Mazza was also adamant that the city should provide no subsidy for mediation. “The city should not pay,” he added.
Mazza said he much preferred what he called the “basic guts of the PV ordinance,” such as a mediation paid for by the claimants and a process where the issue, if not resolved, would go to the planning commission and it would be appealable to the city council.
Jennings said the city would be creating a right that does not exist and he felt uncertain about the efficacy of mediation. “By creating a right that does not exist favors the claimant,” he said.
Mazza said some folks will not go along with it and others will say, “Ok it’s the law now,” he said.
Jennings countered, “It is only the fight that creates the costs,” he said.
Commissioners wanted to know what would be the legal ramifications for the city.
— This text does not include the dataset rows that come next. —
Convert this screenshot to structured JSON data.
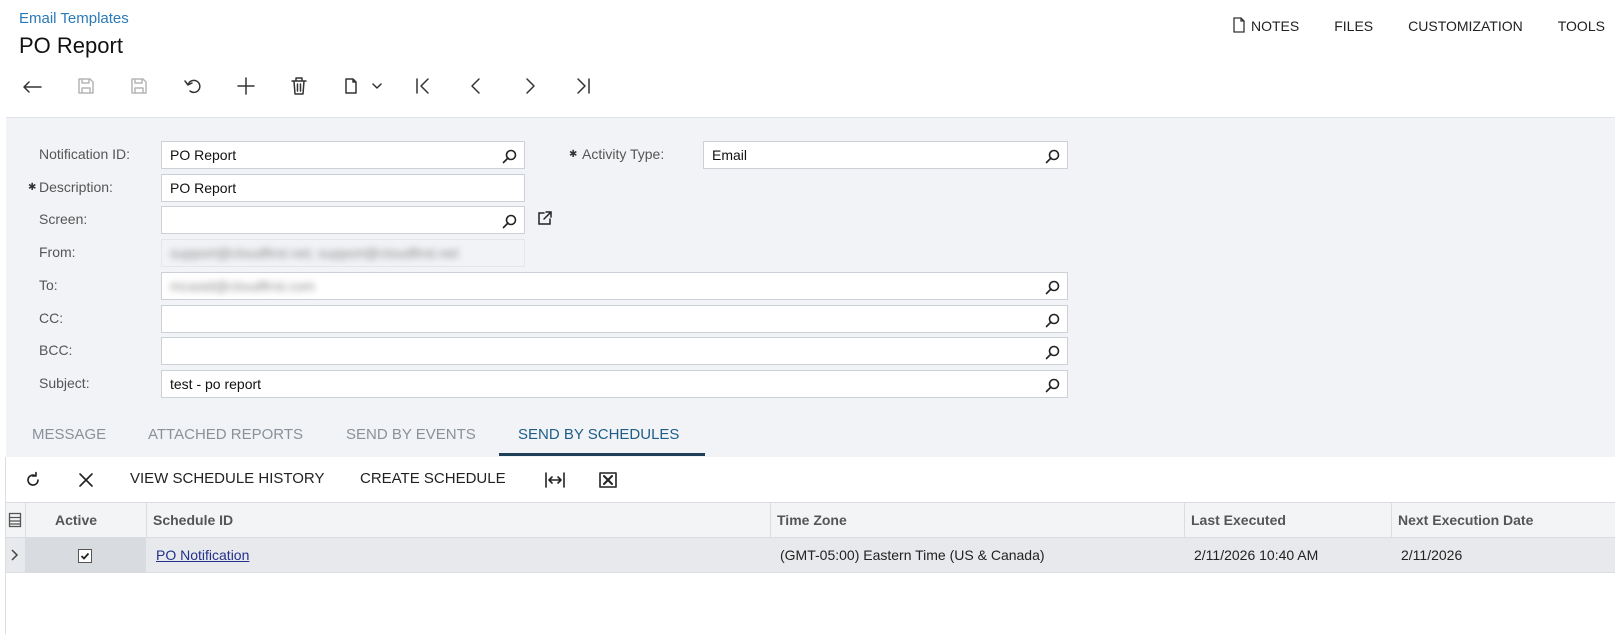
{
  "header": {
    "breadcrumb": "Email Templates",
    "title": "PO Report"
  },
  "top_links": {
    "notes": "NOTES",
    "files": "FILES",
    "customization": "CUSTOMIZATION",
    "tools": "TOOLS"
  },
  "toolbar": {
    "icons": [
      "back-icon",
      "save-close-icon",
      "save-icon",
      "undo-icon",
      "add-icon",
      "delete-icon",
      "copy-paste-icon",
      "first-record-icon",
      "previous-record-icon",
      "next-record-icon",
      "last-record-icon"
    ]
  },
  "form": {
    "notification_id": {
      "label": "Notification ID:",
      "value": "PO Report"
    },
    "activity_type": {
      "label": "Activity Type:",
      "value": "Email"
    },
    "description": {
      "label": "Description:",
      "value": "PO Report"
    },
    "screen": {
      "label": "Screen:",
      "value": ""
    },
    "from": {
      "label": "From:",
      "value": "support@cloudfirst.net; support@cloudfirst.net"
    },
    "to": {
      "label": "To:",
      "value": "mcasid@cloudfirst.com"
    },
    "cc": {
      "label": "CC:",
      "value": ""
    },
    "bcc": {
      "label": "BCC:",
      "value": ""
    },
    "subject": {
      "label": "Subject:",
      "value": "test - po report"
    }
  },
  "tabs": [
    {
      "label": "MESSAGE",
      "active": false
    },
    {
      "label": "ATTACHED REPORTS",
      "active": false
    },
    {
      "label": "SEND BY EVENTS",
      "active": false
    },
    {
      "label": "SEND BY SCHEDULES",
      "active": true
    }
  ],
  "grid_toolbar": {
    "view_history": "VIEW SCHEDULE HISTORY",
    "create_schedule": "CREATE SCHEDULE"
  },
  "grid": {
    "columns": [
      "Active",
      "Schedule ID",
      "Time Zone",
      "Last Executed",
      "Next Execution Date"
    ],
    "rows": [
      {
        "active": true,
        "schedule_id": "PO Notification",
        "time_zone": "(GMT-05:00) Eastern Time (US & Canada)",
        "last_executed": "2/11/2026 10:40 AM",
        "next_execution": "2/11/2026"
      }
    ]
  },
  "colors": {
    "accent": "#1f5d86",
    "link": "#23318c",
    "breadcrumb": "#2b7ab8",
    "form_bg": "#f1f3f6"
  }
}
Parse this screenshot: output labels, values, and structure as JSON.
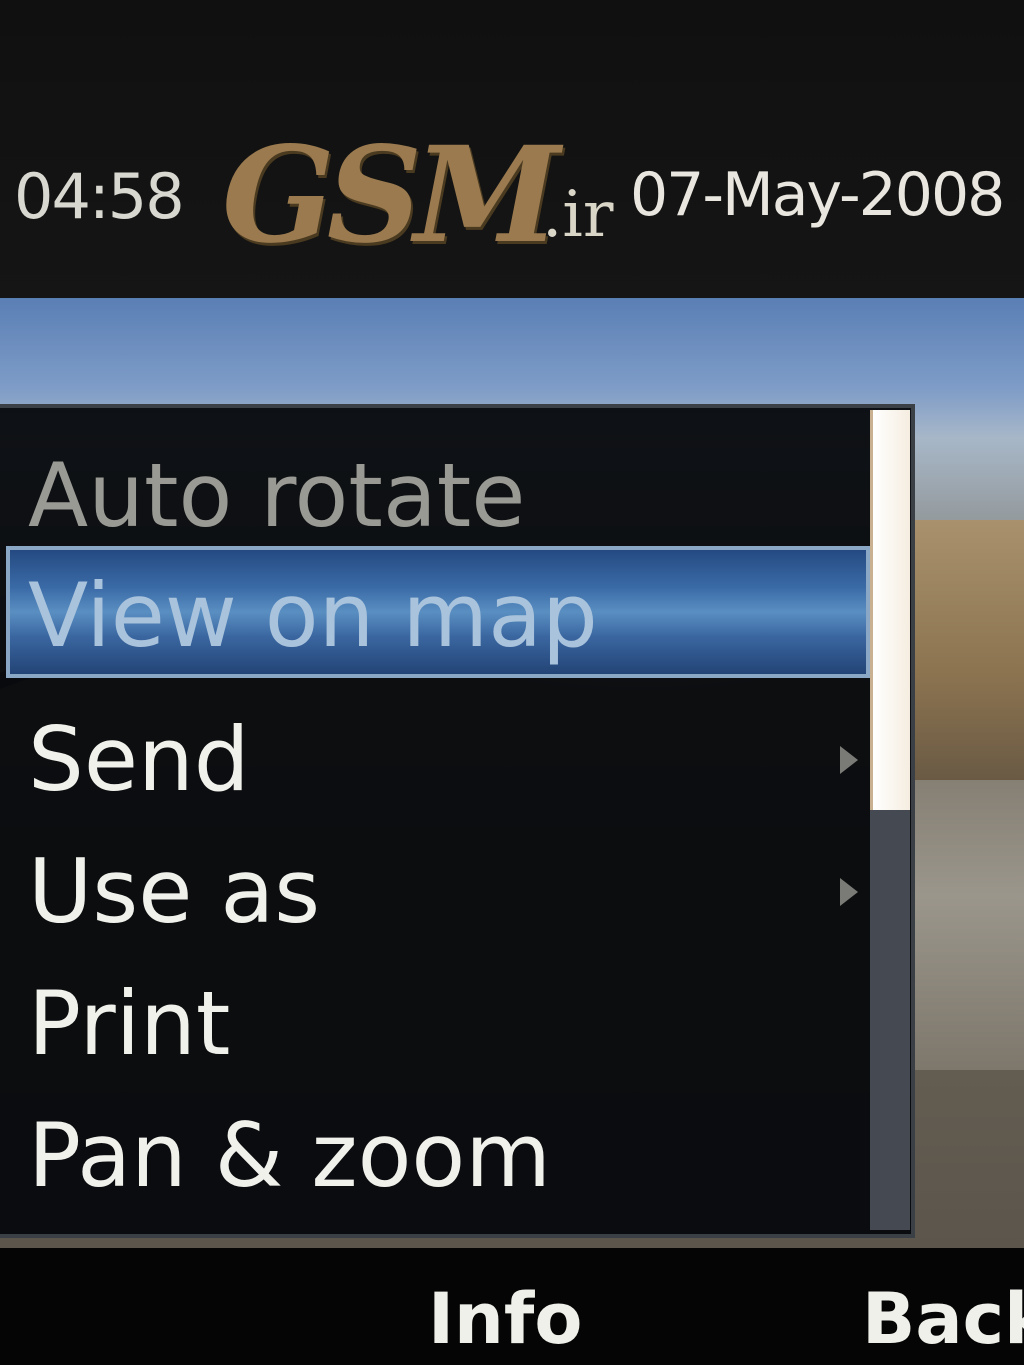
{
  "status_bar": {
    "time": "04:58",
    "logo_text": "GSM",
    "logo_suffix": ".ir",
    "date": "07-May-2008"
  },
  "menu": {
    "items": [
      {
        "label": "Auto rotate",
        "state": "dimmed",
        "has_submenu": false
      },
      {
        "label": "View on map",
        "state": "selected",
        "has_submenu": false
      },
      {
        "label": "Send",
        "state": "normal",
        "has_submenu": true
      },
      {
        "label": "Use as",
        "state": "normal",
        "has_submenu": true
      },
      {
        "label": "Print",
        "state": "normal",
        "has_submenu": false
      },
      {
        "label": "Pan & zoom",
        "state": "normal",
        "has_submenu": false
      }
    ],
    "scroll_position": 0.0
  },
  "softkeys": {
    "center": "Info",
    "right": "Back"
  },
  "colors": {
    "selection": "#3a6aa6",
    "menu_background": "#06080c",
    "text": "#f1f1ec"
  }
}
Assistant City Attorney Greg Kovacevich said the city would be a defendant. “It is the obligation of the city to defend itself,” he added.
Then it came time for a vote. Mazza made a motion for his PV-like ordinance, that failed by a tie vote.
There was a motion to bring the matter back on the consent calendar with changes recommended by the planning commission. That lost after Mazza abstained rather than vote and Jennings was the only yes vote. Then Kovacevich suggested the matter could simply be continued, presumably with Commissioner Joan House a voting member of the panel.
“I’ll vote for that,” said Mazza. The motion was unanimous.